= Maximilian List =

German SS concentration camp commandant and architect (1910 – c. 1980)

Maximilian List (9 February 1910 - c. 1980) was an architect in Berlin who became an SS officer, involved in the operation of a number of Nazi concentration camps.

SS-Hauptsturmführer (Captain) List moved from the Neuengamme concentration camp to become the commandant of Lager Sylt, a labour camp on Alderney. He commanded SS-Baubrigade I, arriving on the island on 23 February 1943. The camp housed the foreign workers for the Organization Todt which was building fortifications on the island. List had a chalet built in the style of Adolf Hitler’s Berghof outside the camp perimeter, with an underground passage linking it with the camp. This building was later moved to another part of the island.
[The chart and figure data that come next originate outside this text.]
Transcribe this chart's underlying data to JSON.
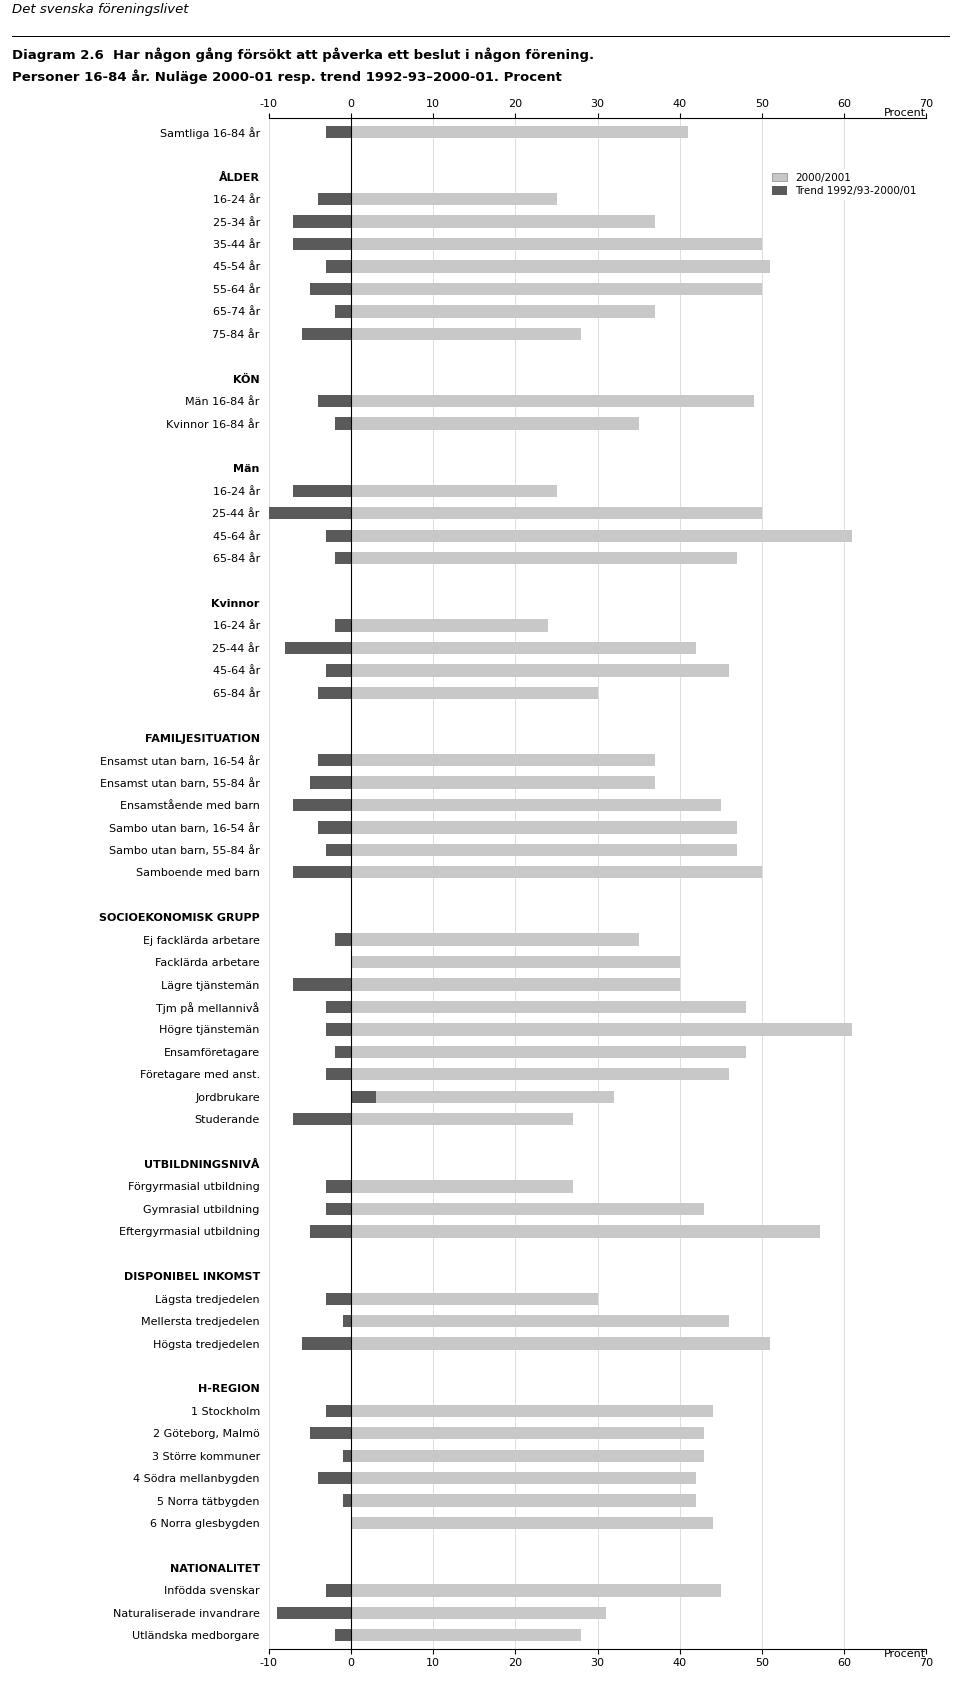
{
  "title_line1": "Diagram 2.6  Har någon gång försökt att påverka ett beslut i någon förening.",
  "title_line2": "Personer 16-84 år. Nuläge 2000-01 resp. trend 1992-93–2000-01. Procent",
  "header": "Det svenska föreningslivet",
  "xlabel": "Procent",
  "xlim": [
    -10,
    70
  ],
  "xticks": [
    -10,
    0,
    10,
    20,
    30,
    40,
    50,
    60,
    70
  ],
  "color_current": "#c8c8c8",
  "color_trend": "#5a5a5a",
  "legend_current": "2000/2001",
  "legend_trend": "Trend 1992/93-2000/01",
  "rows": [
    {
      "label": "Samtliga 16-84 år",
      "type": "data",
      "current": 41,
      "trend": -3
    },
    {
      "label": "",
      "type": "spacer",
      "current": null,
      "trend": null
    },
    {
      "label": "ÅLDER",
      "type": "header",
      "current": null,
      "trend": null
    },
    {
      "label": "16-24 år",
      "type": "data",
      "current": 25,
      "trend": -4
    },
    {
      "label": "25-34 år",
      "type": "data",
      "current": 37,
      "trend": -7
    },
    {
      "label": "35-44 år",
      "type": "data",
      "current": 50,
      "trend": -7
    },
    {
      "label": "45-54 år",
      "type": "data",
      "current": 51,
      "trend": -3
    },
    {
      "label": "55-64 år",
      "type": "data",
      "current": 50,
      "trend": -5
    },
    {
      "label": "65-74 år",
      "type": "data",
      "current": 37,
      "trend": -2
    },
    {
      "label": "75-84 år",
      "type": "data",
      "current": 28,
      "trend": -6
    },
    {
      "label": "",
      "type": "spacer",
      "current": null,
      "trend": null
    },
    {
      "label": "KÖN",
      "type": "header",
      "current": null,
      "trend": null
    },
    {
      "label": "Män 16-84 år",
      "type": "data",
      "current": 49,
      "trend": -4
    },
    {
      "label": "Kvinnor 16-84 år",
      "type": "data",
      "current": 35,
      "trend": -2
    },
    {
      "label": "",
      "type": "spacer",
      "current": null,
      "trend": null
    },
    {
      "label": "Män",
      "type": "header",
      "current": null,
      "trend": null
    },
    {
      "label": "16-24 år",
      "type": "data",
      "current": 25,
      "trend": -7
    },
    {
      "label": "25-44 år",
      "type": "data",
      "current": 50,
      "trend": -10
    },
    {
      "label": "45-64 år",
      "type": "data",
      "current": 61,
      "trend": -3
    },
    {
      "label": "65-84 år",
      "type": "data",
      "current": 47,
      "trend": -2
    },
    {
      "label": "",
      "type": "spacer",
      "current": null,
      "trend": null
    },
    {
      "label": "Kvinnor",
      "type": "header",
      "current": null,
      "trend": null
    },
    {
      "label": "16-24 år",
      "type": "data",
      "current": 24,
      "trend": -2
    },
    {
      "label": "25-44 år",
      "type": "data",
      "current": 42,
      "trend": -8
    },
    {
      "label": "45-64 år",
      "type": "data",
      "current": 46,
      "trend": -3
    },
    {
      "label": "65-84 år",
      "type": "data",
      "current": 30,
      "trend": -4
    },
    {
      "label": "",
      "type": "spacer",
      "current": null,
      "trend": null
    },
    {
      "label": "FAMILJESITUATION",
      "type": "header",
      "current": null,
      "trend": null
    },
    {
      "label": "Ensamst utan barn, 16-54 år",
      "type": "data",
      "current": 37,
      "trend": -4
    },
    {
      "label": "Ensamst utan barn, 55-84 år",
      "type": "data",
      "current": 37,
      "trend": -5
    },
    {
      "label": "Ensamstående med barn",
      "type": "data",
      "current": 45,
      "trend": -7
    },
    {
      "label": "Sambo utan barn, 16-54 år",
      "type": "data",
      "current": 47,
      "trend": -4
    },
    {
      "label": "Sambo utan barn, 55-84 år",
      "type": "data",
      "current": 47,
      "trend": -3
    },
    {
      "label": "Samboende med barn",
      "type": "data",
      "current": 50,
      "trend": -7
    },
    {
      "label": "",
      "type": "spacer",
      "current": null,
      "trend": null
    },
    {
      "label": "SOCIOEKONOMISK GRUPP",
      "type": "header",
      "current": null,
      "trend": null
    },
    {
      "label": "Ej facklärda arbetare",
      "type": "data",
      "current": 35,
      "trend": -2
    },
    {
      "label": "Facklärda arbetare",
      "type": "data",
      "current": 40,
      "trend": 0
    },
    {
      "label": "Lägre tjänstemän",
      "type": "data",
      "current": 40,
      "trend": -7
    },
    {
      "label": "Tjm på mellannivå",
      "type": "data",
      "current": 48,
      "trend": -3
    },
    {
      "label": "Högre tjänstemän",
      "type": "data",
      "current": 61,
      "trend": -3
    },
    {
      "label": "Ensamföretagare",
      "type": "data",
      "current": 48,
      "trend": -2
    },
    {
      "label": "Företagare med anst.",
      "type": "data",
      "current": 46,
      "trend": -3
    },
    {
      "label": "Jordbrukare",
      "type": "data",
      "current": 32,
      "trend": 3
    },
    {
      "label": "Studerande",
      "type": "data",
      "current": 27,
      "trend": -7
    },
    {
      "label": "",
      "type": "spacer",
      "current": null,
      "trend": null
    },
    {
      "label": "UTBILDNINGSNIVÅ",
      "type": "header",
      "current": null,
      "trend": null
    },
    {
      "label": "Förgyrmasial utbildning",
      "type": "data",
      "current": 27,
      "trend": -3
    },
    {
      "label": "Gymrasial utbildning",
      "type": "data",
      "current": 43,
      "trend": -3
    },
    {
      "label": "Eftergyrmasial utbildning",
      "type": "data",
      "current": 57,
      "trend": -5
    },
    {
      "label": "",
      "type": "spacer",
      "current": null,
      "trend": null
    },
    {
      "label": "DISPONIBEL INKOMST",
      "type": "header",
      "current": null,
      "trend": null
    },
    {
      "label": "Lägsta tredjedelen",
      "type": "data",
      "current": 30,
      "trend": -3
    },
    {
      "label": "Mellersta tredjedelen",
      "type": "data",
      "current": 46,
      "trend": -1
    },
    {
      "label": "Högsta tredjedelen",
      "type": "data",
      "current": 51,
      "trend": -6
    },
    {
      "label": "",
      "type": "spacer",
      "current": null,
      "trend": null
    },
    {
      "label": "H-REGION",
      "type": "header",
      "current": null,
      "trend": null
    },
    {
      "label": "1 Stockholm",
      "type": "data",
      "current": 44,
      "trend": -3
    },
    {
      "label": "2 Göteborg, Malmö",
      "type": "data",
      "current": 43,
      "trend": -5
    },
    {
      "label": "3 Större kommuner",
      "type": "data",
      "current": 43,
      "trend": -1
    },
    {
      "label": "4 Södra mellanbygden",
      "type": "data",
      "current": 42,
      "trend": -4
    },
    {
      "label": "5 Norra tätbygden",
      "type": "data",
      "current": 42,
      "trend": -1
    },
    {
      "label": "6 Norra glesbygden",
      "type": "data",
      "current": 44,
      "trend": 0
    },
    {
      "label": "",
      "type": "spacer",
      "current": null,
      "trend": null
    },
    {
      "label": "NATIONALITET",
      "type": "header",
      "current": null,
      "trend": null
    },
    {
      "label": "Infödda svenskar",
      "type": "data",
      "current": 45,
      "trend": -3
    },
    {
      "label": "Naturaliserade invandrare",
      "type": "data",
      "current": 31,
      "trend": -9
    },
    {
      "label": "Utländska medborgare",
      "type": "data",
      "current": 28,
      "trend": -2
    }
  ]
}
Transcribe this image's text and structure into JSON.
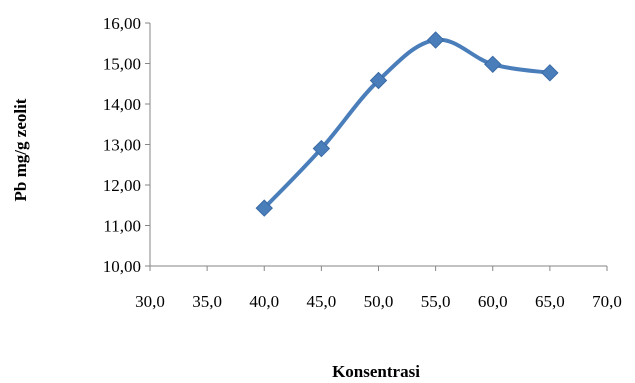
{
  "chart_data": {
    "type": "line",
    "title": "",
    "xlabel": "Konsentrasi",
    "ylabel": "Pb mg/g zeolit",
    "xlim": [
      30,
      70
    ],
    "ylim": [
      10,
      16
    ],
    "x_ticks": [
      "30,0",
      "35,0",
      "40,0",
      "45,0",
      "50,0",
      "55,0",
      "60,0",
      "65,0",
      "70,0"
    ],
    "y_ticks": [
      "10,00",
      "11,00",
      "12,00",
      "13,00",
      "14,00",
      "15,00",
      "16,00"
    ],
    "grid": false,
    "legend": "none",
    "marker": "diamond",
    "line_style": "smooth",
    "series": [
      {
        "color": "#4a7ebb",
        "x": [
          40,
          45,
          50,
          55,
          60,
          65
        ],
        "y": [
          11.43,
          12.9,
          14.58,
          15.58,
          14.98,
          14.77
        ]
      }
    ]
  }
}
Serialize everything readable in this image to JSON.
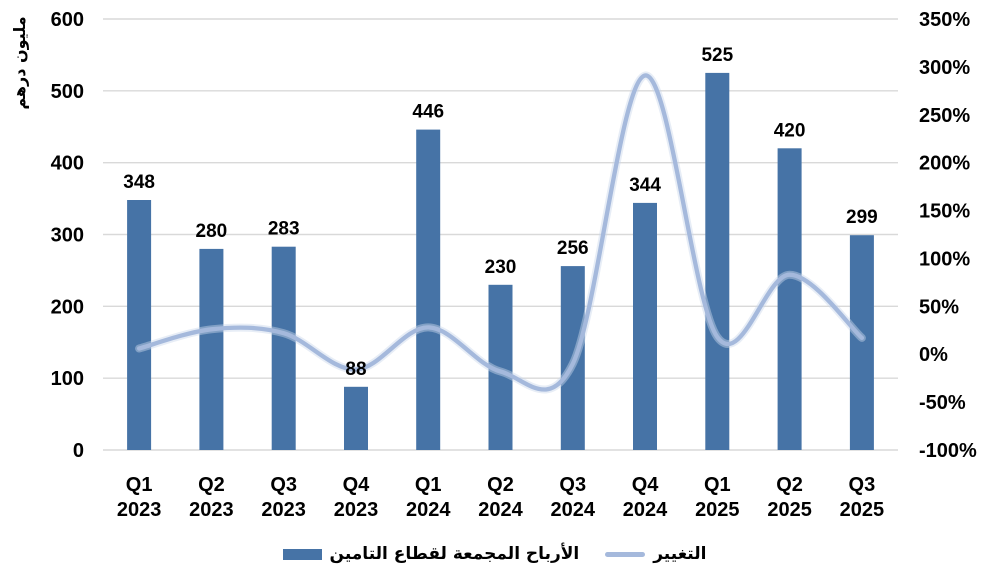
{
  "chart_data": {
    "type": "bar",
    "combo": "bar+line",
    "categories": [
      [
        "Q1",
        "2023"
      ],
      [
        "Q2",
        "2023"
      ],
      [
        "Q3",
        "2023"
      ],
      [
        "Q4",
        "2023"
      ],
      [
        "Q1",
        "2024"
      ],
      [
        "Q2",
        "2024"
      ],
      [
        "Q3",
        "2024"
      ],
      [
        "Q4",
        "2024"
      ],
      [
        "Q1",
        "2025"
      ],
      [
        "Q2",
        "2025"
      ],
      [
        "Q3",
        "2025"
      ]
    ],
    "series": [
      {
        "name": "الأرباح المجمعة لقطاع التامين",
        "type": "bar",
        "axis": "left",
        "values": [
          348,
          280,
          283,
          88,
          446,
          230,
          256,
          344,
          525,
          420,
          299
        ],
        "color": "#4673A6"
      },
      {
        "name": "التغيير",
        "type": "line",
        "axis": "right",
        "smooth": true,
        "values_percent": [
          6,
          26,
          22,
          -16,
          28,
          -18,
          -10,
          291,
          18,
          83,
          17
        ],
        "color": "#A5B9DC"
      }
    ],
    "left_axis": {
      "title": "مليون درهم",
      "min": 0,
      "max": 600,
      "step": 100,
      "tick_labels": [
        "0",
        "100",
        "200",
        "300",
        "400",
        "500",
        "600"
      ]
    },
    "right_axis": {
      "min": -100,
      "max": 350,
      "step": 50,
      "tick_labels": [
        "-100%",
        "-50%",
        "0%",
        "50%",
        "100%",
        "150%",
        "200%",
        "250%",
        "300%",
        "350%"
      ]
    },
    "grid": true,
    "legend_position": "bottom",
    "colors": {
      "bar": "#4673A6",
      "line": "#A5B9DC",
      "line_halo": "#C9D6EC",
      "grid": "#D9D9D9",
      "text": "#000000",
      "background": "#FFFFFF"
    }
  },
  "legend": {
    "items": [
      {
        "label": "الأرباح المجمعة لقطاع التامين",
        "type": "bar"
      },
      {
        "label": "التغيير",
        "type": "line"
      }
    ]
  }
}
List later took full control of another camp, Lager Norderney.

In June 1943, workers were being deported back to Neuengamme, probably to be exterminated, but fled, and a disciplinary enquiry against him took place in September 1943. To avoid a repeat of this, subsequently sick workers on Alderney were killed. List left the island in March 1944, replaced by SS-Obersturmführer Georg Braun.

After World War II a court-martial case was prepared against List, citing atrocities on Alderney. However, he did not stand trial, and is believed to have lived near Hamburg until his death around 1980.